Architecture: Data Tables, PHF & Caching¶
How translit stores, generates, and caches its Unicode lookup tables.
Build-time PHF generation¶
All static lookup tables are generated at build time by build.rs, avoiding proc-macro overhead from phf_macros. The build script reads TSV data files from src/tables/data/, computes perfect hash functions via phf_codegen, and writes Rust source to $OUT_DIR. Source modules then include!() the generated code.
Cargo caches build script output. Incremental rebuilds that touch only Rust source files skip PHF generation entirely — build.rs only re-runs when data files change.
Data file format¶
All data files are simple TSV:
- char→str maps:
HEXCODEPOINT\tvalue(e.g.,00E9\tefor é→e) - str→str maps:
key\tvalue(e.g.,1F468_200D_2695_FE0F\tman health worker) - char sets: one
HEXCODEPOINTper line
Flat BMP array (default transliteration)¶
The default Unicode→ASCII table covers U+0080–U+FFFF (the Basic Multilingual Plane above ASCII). Instead of a PHF map, the build script emits a flat [Option<&'static str>; 65408] array indexed by (codepoint - 0x80). Lookup is a bounds check and a pointer dereference — no hashing, no collision handling.
The array occupies ~512 KB of static data in the .rodata section, which the OS pages in on demand. This delivered the largest single performance improvement: Latin transliteration went from 34× faster than Unidecode (with PHF) to 53× faster (with the flat array).
PHF maps for specialized data¶
Data that doesn't map cleanly to a flat array uses phf::Map:
| Table | Key type | Entries | Purpose |
|---|---|---|---|
| Hanzi pinyin | char |
~21K | CJK ideograph → pinyin |
| Confusables | char |
~6K | TR39 confusable → Latin |
| Case folding | char |
1,557 | Unicode CaseFolding.txt |
| Emoji single | char |
1,727 | Single-codepoint emoji → name |
| Emoji multi | &str |
2,553 | Multi-codepoint sequences → name |
| Language tables | char |
varies | 16 language-specific overrides |
All PHF lookups are O(1) with zero runtime allocation.
Hangul romanization¶
Hangul syllables (U+AC00–U+D7AF) are romanized algorithmically using the Unicode decomposition formula, not table lookups. Each precomposed syllable decomposes into choseong (initial), jungseong (medial), and jongseong (final) indices, which map to Latin strings.

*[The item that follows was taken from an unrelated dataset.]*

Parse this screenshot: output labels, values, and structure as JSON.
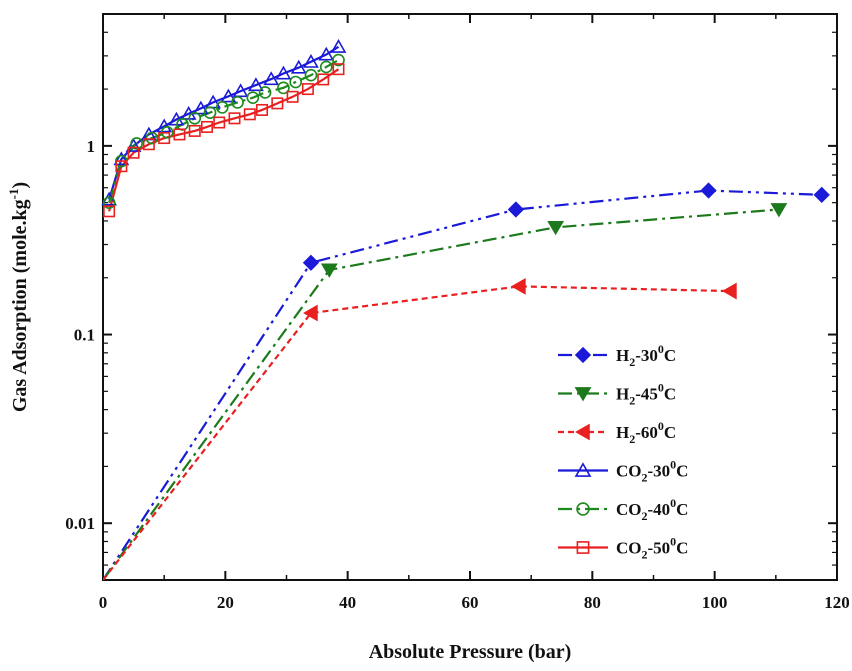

Results are cached via Box::leak into &'static str and stored in a RwLock<HashMap<char, &'static str>>. The cache is naturally bounded at ~11,172 precomposed Hangul syllables plus ~51 compatibility jamo — no eviction policy is needed.
Design tradeoff: the romanization is context-free (syllable-by-syllable only). Inter-syllable phonological rules like nasalization and palatalization are not applied. This is adequate for URLs and filenames but not phonetically accurate for Korean text.
User-registered language tables¶
register_lang() stores user-provided char→string mappings in LANG_TABLES, a RwLock<HashMap<String, HashMap<char, String>>>. Reads take a read lock (zero contention in steady state); writes take a write lock (rare, typically at startup only).
Leak cache with double-check pattern¶
Looking up a user-registered mapping returns &'static str for API compatibility with the rest of the table system. This requires Box::leak to convert the owned String to a static reference. Without caching, every call would leak a fresh clone — an unbounded memory leak in long-running servers.
The two-level cache LANG_LEAK_CACHE (lang → char → &'static str) prevents duplicate leaks:
- Read path (fast): acquire read lock on cache, look up
(lang, char). If found, return immediately — zero allocation. - Slow path: acquire write lock, double-check that another thread didn't populate the entry while we waited, then read from
LANG_TABLES, leak, and store.
The double-check ensures at most one thread leaks per (lang, char) pair under concurrent access.
Cache invalidation¶
register_lang() acquires both locks atomically (cache lock first, then table lock) and removes the language's cache entry. This prevents a TOCTOU race where a reader could see stale cached values after re-registration.
Global replacements¶
register_replacements() stores pre-transliteration substitution pairs in GLOBAL_REPLACEMENTS. These are applied as a pre-processing step before character-by-character lookup. remove_replacement() and clear_replacements() mutate the same map.